If capital losses for this year exceed capital gains, you will have a net capital loss for 2011. You can use that net capital loss to shelter up to $3,000 or this year’s high-taxed ordinary income from salaries, bonuses, self-employment, and so forth ($1,500 if you’re married and file separately). Any excess net capital loss is carried forward to next year.
Take Advantage of Generous but Temporary Business Tax Breaks
Several favorable business tax provisions have a limited shelf life that may dictate taking action between now and year-end. They include the following:
Bigger Section 179 Deduction
Your business may be able to take advantage of the temporarily increased Section 179 deduction. Under the Section 179 deduction privilege, an eligible business can often claim first-year depreciation write-offs for the entire cost of new and used equipment and software additions. For tax years beginning in 2011, the maximum Section 179 deduction is $500,000 (same as for tax years beginning in 2010). For tax years beginning in 2012, however, the maximum deduction is scheduled to drop back to $125,000.
Note: Watch out if your business is expected to have a tax loss for the year before considering any Section 179 deduction since you cannot claim a Section 179 write-off that would create or increase an overall business tax loss.
Section 179 Deduction for Real Estate
Real property improvement costs are generally ineligible for the Section 179 deduction privilege. However, an exception applies to tax years beginning in 2010 and 2011. Under the exception, your business can immediately deduct up to $250,000 of qualified improvement costs for the following types of real property under the Section 179 deduction privilege.
· Interiors of leased nonresidential buildings.
· Restaurant buildings.
· Interiors of retail buildings.
The $250,000 Section 179 allowance for real estate improvements is part of the overall $500,000 allowance. This temporary real estate break will not be available for tax years beginning after 2011 unless Congress extends it.

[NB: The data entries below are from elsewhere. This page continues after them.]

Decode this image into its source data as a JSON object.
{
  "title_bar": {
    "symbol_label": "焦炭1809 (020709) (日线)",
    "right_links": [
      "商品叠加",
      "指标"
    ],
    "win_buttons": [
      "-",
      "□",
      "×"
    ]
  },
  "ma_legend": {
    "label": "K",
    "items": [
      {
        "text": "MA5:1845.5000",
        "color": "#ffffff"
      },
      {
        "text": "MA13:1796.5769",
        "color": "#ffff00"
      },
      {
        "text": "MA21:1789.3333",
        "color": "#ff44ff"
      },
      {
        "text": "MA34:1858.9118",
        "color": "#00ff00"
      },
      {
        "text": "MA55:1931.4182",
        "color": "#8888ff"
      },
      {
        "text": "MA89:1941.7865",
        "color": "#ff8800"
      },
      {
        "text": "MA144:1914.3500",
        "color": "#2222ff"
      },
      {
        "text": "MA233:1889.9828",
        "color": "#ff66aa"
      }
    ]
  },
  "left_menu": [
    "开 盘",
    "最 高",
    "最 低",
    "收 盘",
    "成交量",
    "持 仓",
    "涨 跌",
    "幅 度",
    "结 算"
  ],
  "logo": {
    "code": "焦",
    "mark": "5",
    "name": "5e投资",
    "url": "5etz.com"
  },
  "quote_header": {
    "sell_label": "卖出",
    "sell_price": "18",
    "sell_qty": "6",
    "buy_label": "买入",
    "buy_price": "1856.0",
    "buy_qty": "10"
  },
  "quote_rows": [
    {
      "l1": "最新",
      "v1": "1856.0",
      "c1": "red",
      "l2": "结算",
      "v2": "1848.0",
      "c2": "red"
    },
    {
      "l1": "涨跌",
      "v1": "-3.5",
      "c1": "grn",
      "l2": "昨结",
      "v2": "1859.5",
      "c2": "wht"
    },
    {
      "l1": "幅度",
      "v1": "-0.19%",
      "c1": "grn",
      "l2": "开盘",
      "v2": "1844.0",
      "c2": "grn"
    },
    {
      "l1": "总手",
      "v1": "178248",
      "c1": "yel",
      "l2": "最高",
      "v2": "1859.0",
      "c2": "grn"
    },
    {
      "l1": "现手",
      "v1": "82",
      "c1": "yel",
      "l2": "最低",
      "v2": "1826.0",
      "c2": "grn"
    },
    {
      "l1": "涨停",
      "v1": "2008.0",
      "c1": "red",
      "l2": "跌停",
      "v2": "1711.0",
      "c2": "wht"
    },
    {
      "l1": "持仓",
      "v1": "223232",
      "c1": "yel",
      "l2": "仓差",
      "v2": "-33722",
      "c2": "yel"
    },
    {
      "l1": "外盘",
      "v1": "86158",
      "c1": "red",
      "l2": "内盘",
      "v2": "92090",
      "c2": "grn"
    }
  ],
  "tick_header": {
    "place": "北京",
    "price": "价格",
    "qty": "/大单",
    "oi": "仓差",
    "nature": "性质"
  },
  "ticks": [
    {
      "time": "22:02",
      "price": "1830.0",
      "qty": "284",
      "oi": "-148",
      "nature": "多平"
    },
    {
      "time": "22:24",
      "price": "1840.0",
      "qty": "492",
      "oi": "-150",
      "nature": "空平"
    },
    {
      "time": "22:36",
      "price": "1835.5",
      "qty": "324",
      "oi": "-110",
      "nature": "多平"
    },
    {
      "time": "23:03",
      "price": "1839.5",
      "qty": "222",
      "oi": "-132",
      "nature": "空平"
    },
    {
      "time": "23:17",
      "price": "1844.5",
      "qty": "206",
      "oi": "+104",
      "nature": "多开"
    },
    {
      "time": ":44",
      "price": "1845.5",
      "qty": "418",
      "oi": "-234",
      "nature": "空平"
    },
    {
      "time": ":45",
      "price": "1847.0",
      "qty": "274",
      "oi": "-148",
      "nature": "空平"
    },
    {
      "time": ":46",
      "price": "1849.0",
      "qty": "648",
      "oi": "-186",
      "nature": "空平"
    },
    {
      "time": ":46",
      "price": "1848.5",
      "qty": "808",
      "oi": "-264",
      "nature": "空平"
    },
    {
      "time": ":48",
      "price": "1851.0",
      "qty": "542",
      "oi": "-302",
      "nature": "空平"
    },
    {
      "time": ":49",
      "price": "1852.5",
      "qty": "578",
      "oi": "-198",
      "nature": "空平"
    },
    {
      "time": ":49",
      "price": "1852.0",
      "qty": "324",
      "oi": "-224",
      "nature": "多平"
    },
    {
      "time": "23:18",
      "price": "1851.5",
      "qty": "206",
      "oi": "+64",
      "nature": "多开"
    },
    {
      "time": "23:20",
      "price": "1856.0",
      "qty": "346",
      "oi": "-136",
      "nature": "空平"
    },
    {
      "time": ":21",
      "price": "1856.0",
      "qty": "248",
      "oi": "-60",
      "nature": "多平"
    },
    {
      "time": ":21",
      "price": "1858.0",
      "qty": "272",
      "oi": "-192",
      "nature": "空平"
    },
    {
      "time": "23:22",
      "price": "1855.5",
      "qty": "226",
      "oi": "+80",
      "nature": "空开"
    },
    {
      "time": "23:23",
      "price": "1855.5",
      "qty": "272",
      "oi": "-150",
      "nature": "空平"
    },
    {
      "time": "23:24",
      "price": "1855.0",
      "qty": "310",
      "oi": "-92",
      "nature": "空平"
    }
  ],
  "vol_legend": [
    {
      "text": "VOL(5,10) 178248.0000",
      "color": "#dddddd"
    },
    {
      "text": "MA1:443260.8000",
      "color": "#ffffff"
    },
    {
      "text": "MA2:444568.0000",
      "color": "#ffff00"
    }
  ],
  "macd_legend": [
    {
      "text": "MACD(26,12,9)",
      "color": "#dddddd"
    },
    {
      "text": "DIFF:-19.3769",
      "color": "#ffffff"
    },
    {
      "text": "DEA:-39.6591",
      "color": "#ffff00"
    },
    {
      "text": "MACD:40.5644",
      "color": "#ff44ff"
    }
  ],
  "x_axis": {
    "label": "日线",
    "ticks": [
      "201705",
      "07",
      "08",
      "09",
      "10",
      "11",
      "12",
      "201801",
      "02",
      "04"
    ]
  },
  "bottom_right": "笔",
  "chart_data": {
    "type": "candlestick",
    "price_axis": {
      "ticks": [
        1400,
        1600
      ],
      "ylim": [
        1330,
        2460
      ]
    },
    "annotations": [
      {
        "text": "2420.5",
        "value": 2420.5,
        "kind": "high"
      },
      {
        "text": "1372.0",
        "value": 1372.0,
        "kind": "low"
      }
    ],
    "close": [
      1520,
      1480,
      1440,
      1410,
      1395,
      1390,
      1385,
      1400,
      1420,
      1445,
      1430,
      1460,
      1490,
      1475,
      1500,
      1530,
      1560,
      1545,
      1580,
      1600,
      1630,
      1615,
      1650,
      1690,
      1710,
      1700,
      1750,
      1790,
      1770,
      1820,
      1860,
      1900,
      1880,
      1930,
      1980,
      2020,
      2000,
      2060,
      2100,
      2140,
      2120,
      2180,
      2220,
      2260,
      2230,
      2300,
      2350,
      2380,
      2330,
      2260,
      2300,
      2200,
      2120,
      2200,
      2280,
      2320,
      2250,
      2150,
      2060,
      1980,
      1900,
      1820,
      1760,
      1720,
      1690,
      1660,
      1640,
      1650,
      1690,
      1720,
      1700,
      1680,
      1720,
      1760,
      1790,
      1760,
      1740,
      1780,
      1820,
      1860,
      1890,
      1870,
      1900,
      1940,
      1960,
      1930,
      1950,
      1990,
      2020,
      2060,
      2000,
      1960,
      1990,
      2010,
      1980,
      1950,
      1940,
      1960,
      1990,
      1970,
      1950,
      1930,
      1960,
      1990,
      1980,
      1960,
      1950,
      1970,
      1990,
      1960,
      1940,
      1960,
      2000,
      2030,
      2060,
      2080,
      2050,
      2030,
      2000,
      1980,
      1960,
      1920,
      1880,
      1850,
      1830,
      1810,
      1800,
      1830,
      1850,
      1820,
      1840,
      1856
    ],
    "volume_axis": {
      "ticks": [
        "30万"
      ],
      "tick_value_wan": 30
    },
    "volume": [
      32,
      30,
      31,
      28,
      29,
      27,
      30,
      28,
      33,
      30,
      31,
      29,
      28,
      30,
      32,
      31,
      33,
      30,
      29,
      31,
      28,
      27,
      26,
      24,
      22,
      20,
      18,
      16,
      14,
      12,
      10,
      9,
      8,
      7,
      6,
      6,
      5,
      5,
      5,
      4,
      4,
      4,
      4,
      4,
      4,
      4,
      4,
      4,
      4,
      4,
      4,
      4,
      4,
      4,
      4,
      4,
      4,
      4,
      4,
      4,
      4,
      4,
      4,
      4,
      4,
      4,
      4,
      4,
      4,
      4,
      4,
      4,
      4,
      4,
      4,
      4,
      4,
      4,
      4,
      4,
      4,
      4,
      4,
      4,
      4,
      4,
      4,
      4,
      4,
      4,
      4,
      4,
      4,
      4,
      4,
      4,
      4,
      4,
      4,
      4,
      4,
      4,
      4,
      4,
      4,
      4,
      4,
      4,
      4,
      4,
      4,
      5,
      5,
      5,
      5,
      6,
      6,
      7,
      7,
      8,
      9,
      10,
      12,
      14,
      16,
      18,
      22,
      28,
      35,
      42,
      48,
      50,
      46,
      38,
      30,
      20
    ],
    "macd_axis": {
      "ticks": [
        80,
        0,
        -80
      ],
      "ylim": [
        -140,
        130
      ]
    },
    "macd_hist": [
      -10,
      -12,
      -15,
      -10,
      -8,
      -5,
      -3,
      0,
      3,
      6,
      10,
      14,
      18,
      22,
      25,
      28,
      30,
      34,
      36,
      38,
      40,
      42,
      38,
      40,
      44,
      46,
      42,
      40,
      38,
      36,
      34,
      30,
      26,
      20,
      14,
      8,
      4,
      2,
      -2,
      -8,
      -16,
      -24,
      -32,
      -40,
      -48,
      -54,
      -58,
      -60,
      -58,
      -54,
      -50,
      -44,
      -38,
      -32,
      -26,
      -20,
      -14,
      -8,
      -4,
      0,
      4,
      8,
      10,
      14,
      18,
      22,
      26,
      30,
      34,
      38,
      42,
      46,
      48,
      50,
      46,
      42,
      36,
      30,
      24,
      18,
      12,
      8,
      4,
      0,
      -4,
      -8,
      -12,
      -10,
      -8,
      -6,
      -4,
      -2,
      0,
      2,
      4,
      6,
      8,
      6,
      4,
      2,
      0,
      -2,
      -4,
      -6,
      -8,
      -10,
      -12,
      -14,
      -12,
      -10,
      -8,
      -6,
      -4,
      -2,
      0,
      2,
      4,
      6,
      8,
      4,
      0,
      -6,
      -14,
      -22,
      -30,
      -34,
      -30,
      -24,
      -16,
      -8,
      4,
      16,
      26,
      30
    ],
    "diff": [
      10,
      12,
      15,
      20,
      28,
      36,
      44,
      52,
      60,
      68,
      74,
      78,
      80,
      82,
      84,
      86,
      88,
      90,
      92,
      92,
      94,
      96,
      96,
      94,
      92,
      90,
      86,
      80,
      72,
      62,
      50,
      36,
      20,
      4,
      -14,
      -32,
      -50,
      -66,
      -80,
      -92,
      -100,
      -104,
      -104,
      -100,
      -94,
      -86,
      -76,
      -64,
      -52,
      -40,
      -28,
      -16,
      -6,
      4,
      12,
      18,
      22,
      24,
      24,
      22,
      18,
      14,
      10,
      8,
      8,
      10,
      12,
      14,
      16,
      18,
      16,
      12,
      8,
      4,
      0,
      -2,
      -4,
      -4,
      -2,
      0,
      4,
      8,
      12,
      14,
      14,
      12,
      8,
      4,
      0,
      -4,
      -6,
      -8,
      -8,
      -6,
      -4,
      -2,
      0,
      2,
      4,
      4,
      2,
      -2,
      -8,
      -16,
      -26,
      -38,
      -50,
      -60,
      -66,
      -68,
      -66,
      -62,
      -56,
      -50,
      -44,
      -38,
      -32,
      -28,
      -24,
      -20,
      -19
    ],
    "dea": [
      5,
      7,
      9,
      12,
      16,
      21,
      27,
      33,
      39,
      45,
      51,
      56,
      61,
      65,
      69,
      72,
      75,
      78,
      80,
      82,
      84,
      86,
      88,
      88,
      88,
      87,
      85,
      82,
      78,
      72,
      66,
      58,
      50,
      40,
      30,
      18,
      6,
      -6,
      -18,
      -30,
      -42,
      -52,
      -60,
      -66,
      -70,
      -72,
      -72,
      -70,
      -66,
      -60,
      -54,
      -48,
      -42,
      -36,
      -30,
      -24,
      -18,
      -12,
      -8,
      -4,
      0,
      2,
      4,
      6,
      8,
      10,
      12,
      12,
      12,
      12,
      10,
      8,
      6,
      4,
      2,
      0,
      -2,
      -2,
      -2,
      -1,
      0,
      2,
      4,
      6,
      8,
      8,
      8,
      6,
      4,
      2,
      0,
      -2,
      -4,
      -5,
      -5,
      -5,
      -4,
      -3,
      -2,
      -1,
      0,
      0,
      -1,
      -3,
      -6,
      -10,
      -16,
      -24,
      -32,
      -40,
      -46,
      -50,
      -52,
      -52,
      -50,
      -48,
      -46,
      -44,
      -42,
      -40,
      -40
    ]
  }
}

100% First-Year Bonus Depreciation
Above and beyond the bumped-up Section 179 deduction, your business can also claim first-year bonus depreciation equal to 100% of the cost of most new (not used) equipment and software placed in service by December 31, 2011. For a new passenger auto or light truck that’s used for business and subject to the luxury auto depreciation limitations, the 100% bonus depreciation break increases the maximum first-year depreciation deduction by $8,000 for vehicles placed in service this year. The 100% bonus depreciation break will expire at year-end unless Congress extends it.